Dispatches: blown away again

You could be in the most protected space in Vietnam and still know that your safety was provisional, that early death, blindness, loss of legs, arms or balls, major and lasting disfigurement–the whole rotten deal–could come in on the freakyfluky as easily in the so called ways, you heard so many of these stories it was a wonder anyone was left alive to die in the firefights and motor-rocket attacks.

Dispatches, Michael Herr

While searching the book stacks at home last night I came across Herr’s Dispatches.  I have not read it in around 35 years, so I decided to try a few pages to see if it was still fresh.  Damn, fresh ain’t the word for it.  Frenentic, a prose style manic and on the edge.  I classify it with the other books from the Sixties and early Seventies that fall in the categories New Journalism and the Nonfiction Novel: books like Capote’s In Cold Blood, Thompson’s Hells Angels, Wolfe’s Electric Cool Aid Acid Test, Mailer’s Armies of the Night, and Pirsig’s The Art of Motorcycle Maintenance.
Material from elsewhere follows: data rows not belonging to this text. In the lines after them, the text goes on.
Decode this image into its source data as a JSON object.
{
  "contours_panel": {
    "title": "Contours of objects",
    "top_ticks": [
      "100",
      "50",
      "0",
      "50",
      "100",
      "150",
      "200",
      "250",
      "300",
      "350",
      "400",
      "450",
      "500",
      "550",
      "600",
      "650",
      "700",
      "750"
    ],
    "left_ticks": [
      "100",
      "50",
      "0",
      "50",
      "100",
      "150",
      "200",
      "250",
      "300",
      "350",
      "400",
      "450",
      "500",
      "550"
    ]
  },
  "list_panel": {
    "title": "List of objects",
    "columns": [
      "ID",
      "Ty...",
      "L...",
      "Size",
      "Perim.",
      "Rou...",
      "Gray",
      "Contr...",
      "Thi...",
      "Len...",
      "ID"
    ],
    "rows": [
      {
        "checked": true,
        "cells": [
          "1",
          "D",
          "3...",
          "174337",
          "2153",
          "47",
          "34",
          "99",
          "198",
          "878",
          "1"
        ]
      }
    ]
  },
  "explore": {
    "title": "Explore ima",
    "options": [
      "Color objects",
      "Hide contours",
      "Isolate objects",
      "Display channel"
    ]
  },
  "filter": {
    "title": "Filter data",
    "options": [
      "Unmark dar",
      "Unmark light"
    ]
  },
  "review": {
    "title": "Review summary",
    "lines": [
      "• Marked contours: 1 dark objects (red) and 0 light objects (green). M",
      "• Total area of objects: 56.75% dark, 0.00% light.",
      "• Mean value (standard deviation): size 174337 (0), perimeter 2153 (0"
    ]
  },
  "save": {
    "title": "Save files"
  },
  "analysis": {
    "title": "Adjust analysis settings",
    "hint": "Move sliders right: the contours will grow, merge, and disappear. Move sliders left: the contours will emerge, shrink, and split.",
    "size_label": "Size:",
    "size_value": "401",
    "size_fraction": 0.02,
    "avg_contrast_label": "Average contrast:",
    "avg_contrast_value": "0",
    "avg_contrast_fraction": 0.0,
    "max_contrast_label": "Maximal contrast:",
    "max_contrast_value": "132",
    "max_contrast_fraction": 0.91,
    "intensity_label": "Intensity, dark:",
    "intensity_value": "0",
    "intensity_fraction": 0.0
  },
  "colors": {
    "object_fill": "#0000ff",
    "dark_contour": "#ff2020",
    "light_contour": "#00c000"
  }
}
The best half dozen books to come out of the Vietnam War are Herr’s, Caputo’s A Rumor of War, Kovik’s Born on the Fourth of July, O’Brien’s The Things They Carried, Mailer’s Armies of the Night, and Halberstam’s The Best and Brightest.  I judge Dispatches as the best because Herr confurs a near impossible prose style.

Lots of good nonfiction has come from the Iraq War.  I now wait for the gritty and wild books written by a new generation who were there and saw things up close and personal.

However, with Dispatches the bar is set very high.  Reading it again is blowing me away just as it did the first time.